The microsomal fraction of frog sciatic nerves contains Ca2+- or Mg2+-dependent hydrolytic activity toward different nucleoside di- and triphosphates. In the presence of Ca2+ substrate, specificity was in the order CTP > UTP > GTP > ATP. When Mg2+ was used, the triphosphates were approximately equally good substrates. ATP hydrolytic activity was very similar with Ca2+ or Mg2+ as the cofactor; Ca2+ was the more potent activator of hydrolysis of the other triphosphates tested. The preparation showed some activity toward the nucleoside diphosphates but none toward the monophosphates or p-nitrophenylphosphate. ATP hydrolysis was optimal at 18-24.degree.

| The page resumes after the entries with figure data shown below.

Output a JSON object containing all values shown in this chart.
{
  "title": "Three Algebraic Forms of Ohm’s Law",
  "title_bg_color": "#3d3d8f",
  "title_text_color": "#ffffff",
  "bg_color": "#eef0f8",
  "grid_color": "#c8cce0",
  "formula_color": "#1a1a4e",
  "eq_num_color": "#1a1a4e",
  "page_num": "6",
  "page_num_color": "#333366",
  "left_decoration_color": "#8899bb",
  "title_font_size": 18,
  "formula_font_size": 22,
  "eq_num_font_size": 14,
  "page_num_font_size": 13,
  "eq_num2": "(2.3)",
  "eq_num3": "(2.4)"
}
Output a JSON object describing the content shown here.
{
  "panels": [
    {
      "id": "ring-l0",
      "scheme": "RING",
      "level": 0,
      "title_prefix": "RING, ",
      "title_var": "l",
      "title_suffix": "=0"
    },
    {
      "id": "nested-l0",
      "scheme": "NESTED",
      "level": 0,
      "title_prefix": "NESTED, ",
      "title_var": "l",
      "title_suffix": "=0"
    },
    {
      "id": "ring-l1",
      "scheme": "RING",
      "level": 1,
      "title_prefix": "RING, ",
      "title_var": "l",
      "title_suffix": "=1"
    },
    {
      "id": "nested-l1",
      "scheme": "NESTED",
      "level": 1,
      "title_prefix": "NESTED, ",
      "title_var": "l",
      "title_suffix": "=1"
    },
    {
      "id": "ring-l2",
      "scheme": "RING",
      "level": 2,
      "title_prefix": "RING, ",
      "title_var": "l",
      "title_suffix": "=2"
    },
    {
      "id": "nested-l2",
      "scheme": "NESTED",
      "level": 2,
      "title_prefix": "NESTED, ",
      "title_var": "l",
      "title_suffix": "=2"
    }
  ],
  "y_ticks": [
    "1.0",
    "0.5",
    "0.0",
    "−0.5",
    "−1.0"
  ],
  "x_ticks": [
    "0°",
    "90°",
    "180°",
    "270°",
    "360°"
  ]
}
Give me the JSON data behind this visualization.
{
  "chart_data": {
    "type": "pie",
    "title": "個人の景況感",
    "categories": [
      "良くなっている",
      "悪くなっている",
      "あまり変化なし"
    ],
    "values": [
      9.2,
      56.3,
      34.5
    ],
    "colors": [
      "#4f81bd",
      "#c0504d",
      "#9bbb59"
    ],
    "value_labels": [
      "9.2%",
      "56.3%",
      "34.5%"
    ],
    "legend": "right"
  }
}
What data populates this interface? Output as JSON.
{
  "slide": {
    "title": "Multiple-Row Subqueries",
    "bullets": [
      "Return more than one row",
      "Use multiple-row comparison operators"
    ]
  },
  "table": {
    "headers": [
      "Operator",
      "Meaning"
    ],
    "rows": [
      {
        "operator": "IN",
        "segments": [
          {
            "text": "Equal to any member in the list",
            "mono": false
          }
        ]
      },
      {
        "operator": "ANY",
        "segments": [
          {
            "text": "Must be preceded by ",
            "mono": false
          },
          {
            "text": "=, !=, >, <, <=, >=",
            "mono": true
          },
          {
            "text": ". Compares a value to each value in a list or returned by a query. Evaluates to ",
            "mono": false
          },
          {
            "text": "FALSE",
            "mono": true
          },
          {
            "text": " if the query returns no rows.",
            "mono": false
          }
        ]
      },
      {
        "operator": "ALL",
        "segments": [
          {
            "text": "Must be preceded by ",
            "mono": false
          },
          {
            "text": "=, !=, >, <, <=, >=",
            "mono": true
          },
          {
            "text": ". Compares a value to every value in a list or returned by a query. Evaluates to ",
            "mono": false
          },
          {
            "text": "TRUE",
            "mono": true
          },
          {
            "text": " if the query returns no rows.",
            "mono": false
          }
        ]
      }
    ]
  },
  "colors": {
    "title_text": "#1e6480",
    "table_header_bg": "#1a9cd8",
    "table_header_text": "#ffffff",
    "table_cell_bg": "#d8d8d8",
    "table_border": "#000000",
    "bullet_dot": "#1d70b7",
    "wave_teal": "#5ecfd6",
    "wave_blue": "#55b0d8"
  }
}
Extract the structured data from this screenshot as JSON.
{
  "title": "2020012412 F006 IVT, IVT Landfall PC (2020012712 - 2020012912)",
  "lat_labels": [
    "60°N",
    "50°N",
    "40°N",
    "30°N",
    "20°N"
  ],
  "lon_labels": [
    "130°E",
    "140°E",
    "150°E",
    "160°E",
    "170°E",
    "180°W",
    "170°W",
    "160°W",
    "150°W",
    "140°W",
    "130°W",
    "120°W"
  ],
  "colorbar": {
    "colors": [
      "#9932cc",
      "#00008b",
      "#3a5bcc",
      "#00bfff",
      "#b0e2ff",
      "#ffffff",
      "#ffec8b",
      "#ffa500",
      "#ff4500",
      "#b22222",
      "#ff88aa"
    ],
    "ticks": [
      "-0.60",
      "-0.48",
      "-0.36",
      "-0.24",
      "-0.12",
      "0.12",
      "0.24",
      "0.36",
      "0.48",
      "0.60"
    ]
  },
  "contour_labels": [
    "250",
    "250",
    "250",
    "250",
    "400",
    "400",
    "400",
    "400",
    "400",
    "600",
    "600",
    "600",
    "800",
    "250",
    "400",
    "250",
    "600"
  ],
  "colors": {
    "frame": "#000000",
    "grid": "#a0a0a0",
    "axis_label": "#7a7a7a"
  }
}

C in the presence of 1 mM-Ca2+ or 1 mM-Mg2+. Ca2+- and Mg2+-ATP hydrolysis displayed pH maxima around 8.0-8.5 and 7.4-8.0, respectively. Vmax values for Ca2+- and Mg2+-ATP hydrolysis were similar: approximately 12 .mu.mol Pi/h per mg protein with a Km value of approximately 0.05 mM. ATP hydrolysis activity was inhibited by NaF but unaffected by ouabain, vanadate, cytochalasin B and various drugs [sodium azide, oligomycin, dinitrophenol] known to influence ATPase activity of mitochondria. Zn2+ stimulated the ATP hydrolysis activity at low concentrations (10-6 to 10-5 M) and inhibited it at higher concentrations. These observations may account for stimulation and inhibition of axonal transport in frog sciatic nerves exposed to similar concentrations of Zn2+.